Ibnu Jama`ah juga memperingatkan agar tidak silau dengan nama besar seseorang. Beliau menukil dari Imam al-Ghazali yang mengatakan, apabila seorang pelajar memilih syekh hanya dengan pertimbangan ketenaran, ia termasuk sombong dan bodoh sebenarnya.[6] Ketika menjelaskan kitab ini, Habib Ahmad bin Abdurrahman al-Maqdi[7] memperingatkan agar tidak salah paham. Tidak ada yang salah dari terkenalnya seorang syekh yang alim, bagaimanapun itu adalah penempatan dari Allah. Namun yang menjadi masalah adalah perasaan dari pelajar tersebut sehingga ia disebut ‘muridnya syekh fulan’.
Habib Ahmad al-Maqdi
Pelajaran agama bukanlah semata menamatkan bacaan sebuah buku. Ada penjagaan keaslian pemahaman yang hanya dapat diwarisi apabila berguru dari seorang syekh yang fattâh.




[1] Dalam talaqqi kitab Ghâyatu’l Ma’mûl karya seorang ahli fikih madzhab syafi`i, Imam al-Ramli, yang merupakan penjelasan/syarah kitab usul fikih al-Waraqât karya Imam al-Haramain. Syekh Sayyid Syaltut adalah seorang ulama Darul Ifta’ Mesir.

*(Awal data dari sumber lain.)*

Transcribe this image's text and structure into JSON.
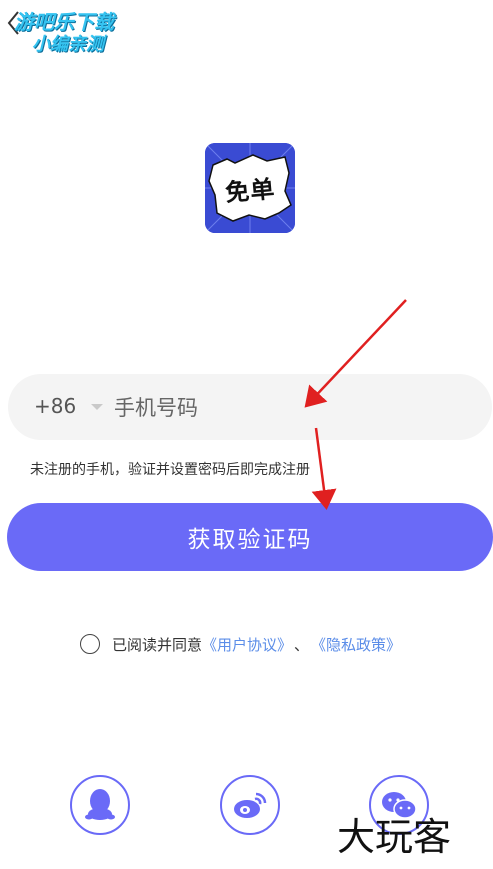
{
  "watermark": {
    "line1": "游吧乐下载",
    "line2": "小编亲测"
  },
  "logo": {
    "text": "免单"
  },
  "phone": {
    "country_code": "+86",
    "placeholder": "手机号码",
    "value": ""
  },
  "hint": "未注册的手机，验证并设置密码后即完成注册",
  "submit_label": "获取验证码",
  "agreement": {
    "prefix": "已阅读并同意",
    "user_agreement": "《用户协议》",
    "separator": "、",
    "privacy_policy": "《隐私政策》",
    "checked": false
  },
  "social": [
    "qq-login",
    "weibo-login",
    "wechat-login"
  ],
  "brand": "大玩客",
  "colors": {
    "primary": "#6a6af7",
    "link": "#5b8de8",
    "input_bg": "#f4f4f4",
    "annotation": "#e02020"
  }
}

[2] Lihat: Ahmad bin `Alawi al-Saqqaf, al-Fawâ’id al-Makkiyyah, Dâru’l Fârûq, Giza, Mesir, cet. I, 2011 M, hal. 76
[3] Muhyiddin al-Nawawi, Shahîh Muslim bi Syarh al-Nawawi, vol. I, al-Mathba`ah al-Mishriyyah, Mesir, t.t., hal. 84
[4] Ibid, hal. 87
[5] Ahmad bin `Alawi al-Saqqaf, Op. Cit., hal. 76
[6] Badruddin Ibn Jama`ah, Tadzkirat al-Sâmi` wa’l Mutakallim fî Âdâbi’l `Âlim wa’l Muta`allim, ed. Abdul Salam Umar Ali, Maktabah Ibn Abbas, Samanud, Mesir, cet. I, 1425 H/2005 M, hal. 186
[7] Seorang ulama muda Hadrami (Yaman) yang sedang menempuh pendidikan hadis dan ilmu hadis di al-Azhar. Beliau disebut sebagai ahli fikih dari Hadramaut. Cerita tentang Tuma Si Bijaksana disampaikan oleh beliau dalam majelis tersebut.